After he was convicted, Fearon appealed, arguing that police breached his rights when they examined the phone after his arrest.
The Ontario Court of Appeal said it was all right for the police to look through the phone in a cursory fashion to see if there was evidence relevant to the crime, but after that they should have stopped to get a search warrant.
Had the phone been password-protected or otherwise locked to anyone other than its owner, “it would not have been appropriate” to look through the phone without a search warrant.

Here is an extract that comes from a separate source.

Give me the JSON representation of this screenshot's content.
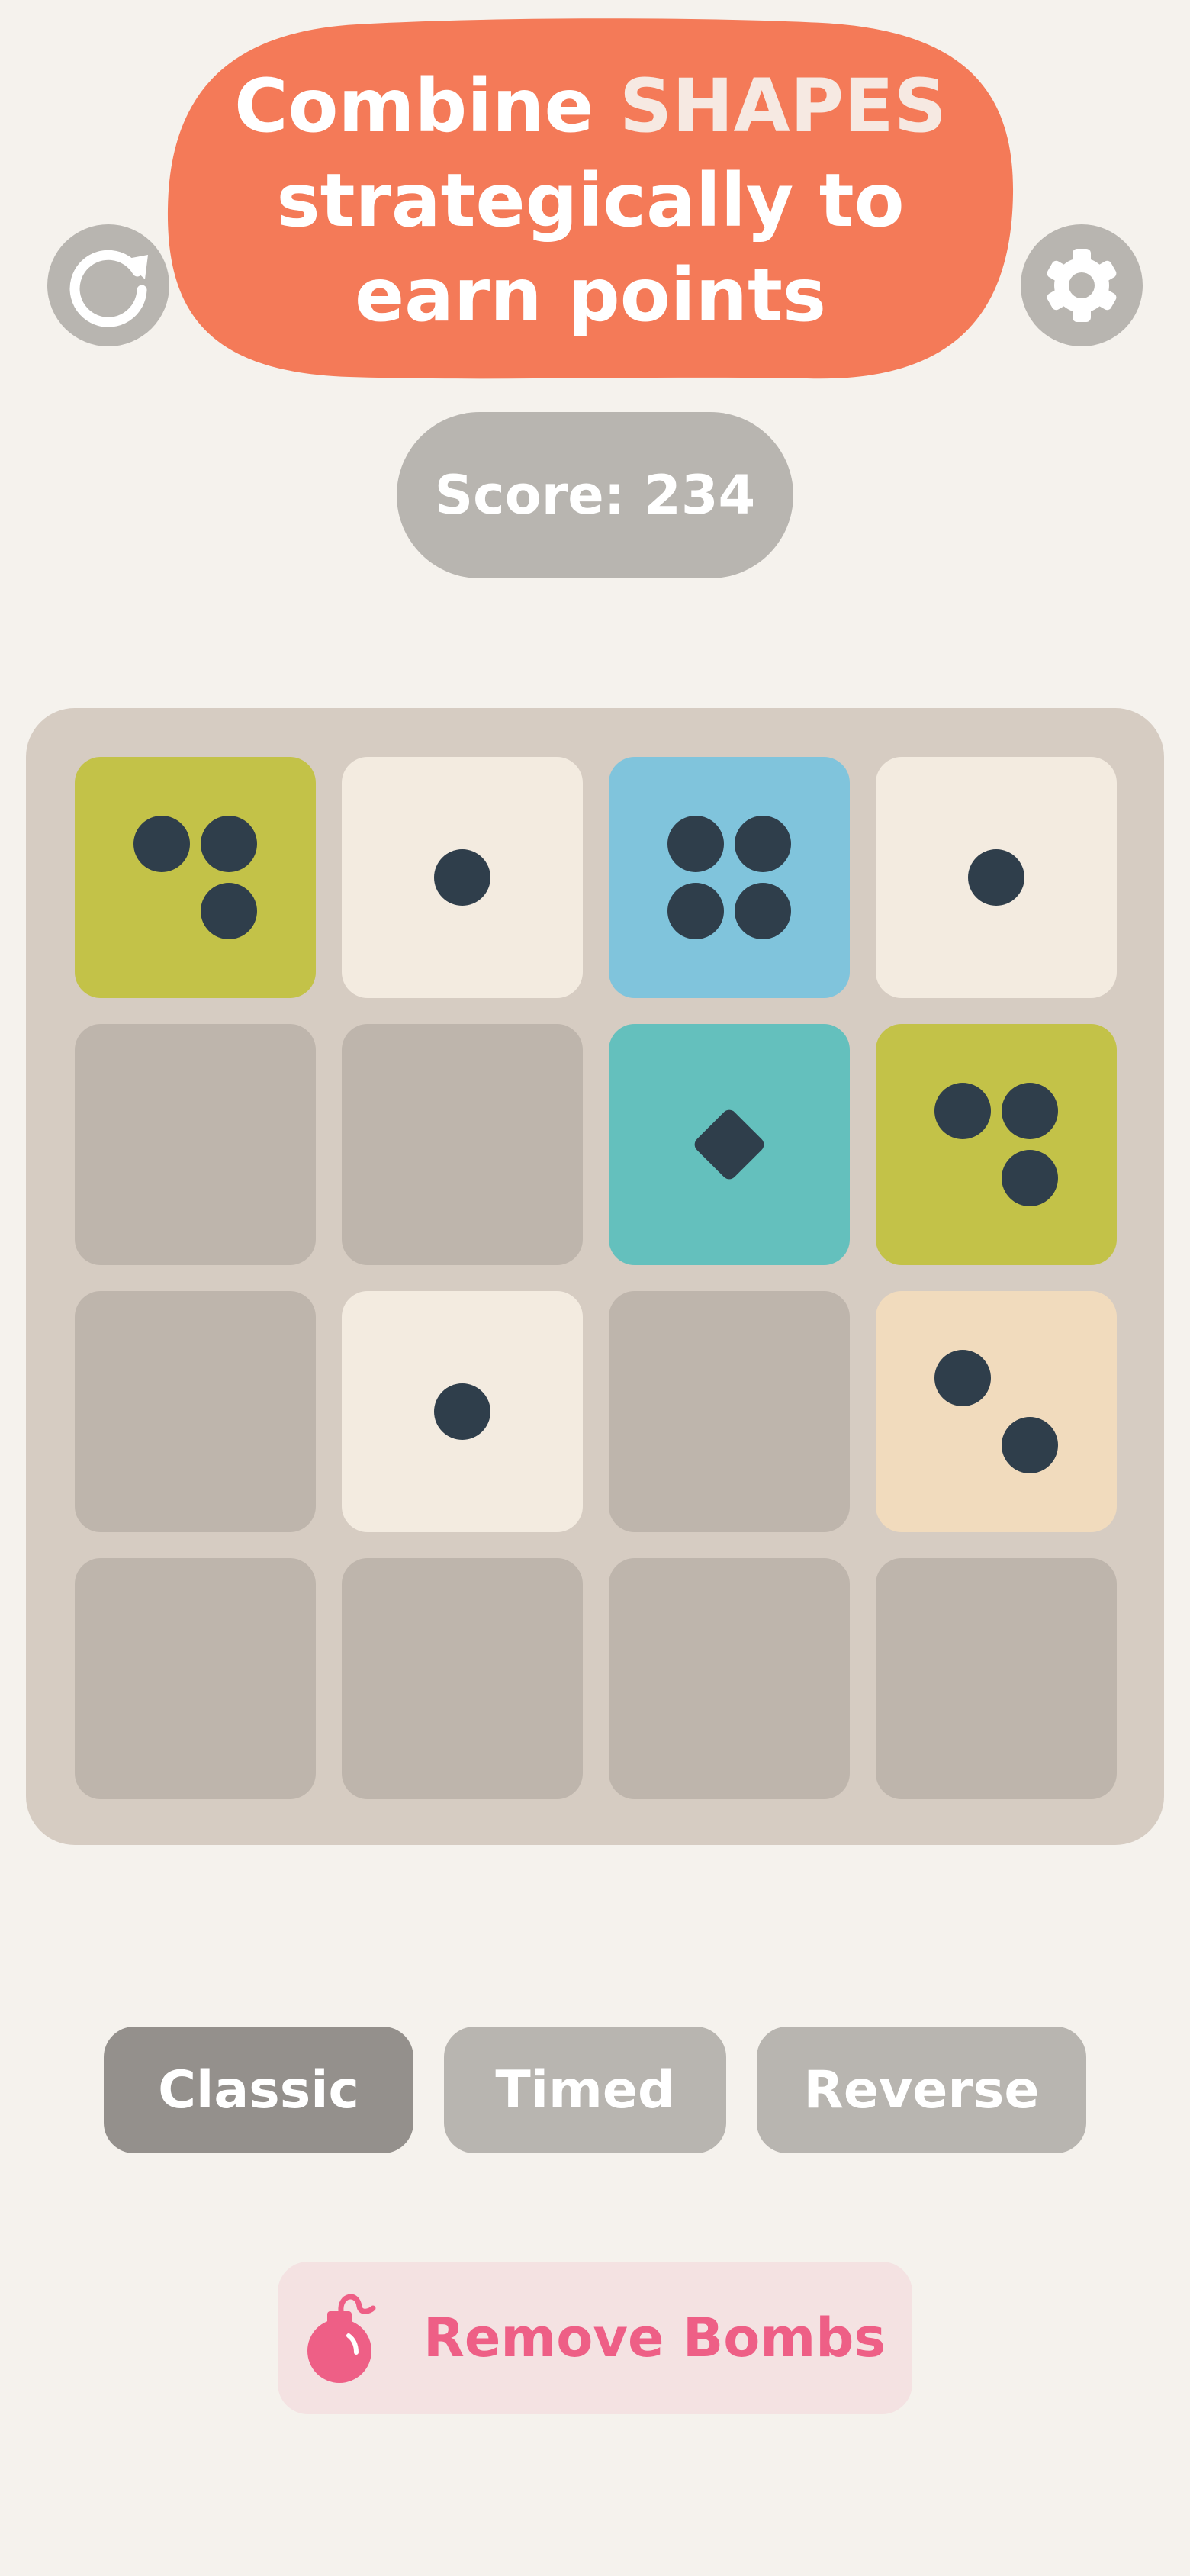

The appeal judges referred to a decision in a murder case in which the judge did not allow evidence from a personal electronic device because it “functioned as a mini-computer,” which has a high expectation of privacy.
The contents of that device were only extracted by a police officer using specialized equipment, the judges noted.
“There was no suggestion in this case that this particular cellphone functioned as a ‘mini-computer,’ nor that its contents were not ‘immediately visible to the eye,'” the court said in its ruling.
“Rather, because the phone was not password-protected, the photos and the text message were readily available to other users.”
Defence lawyer Sean Robichaud said that approach failed to take into account the amount of information many people keep on their cellphones these days.
Fearon also appealed over the issue of access to a lawyer, saying he was left in an interview room for five hours without an opportunity to contact counsel.
The Supreme Court, however, said the appeal will be limited to the cellphone issue.
As usual, the justices gave no reasons for agreeing to hear the case.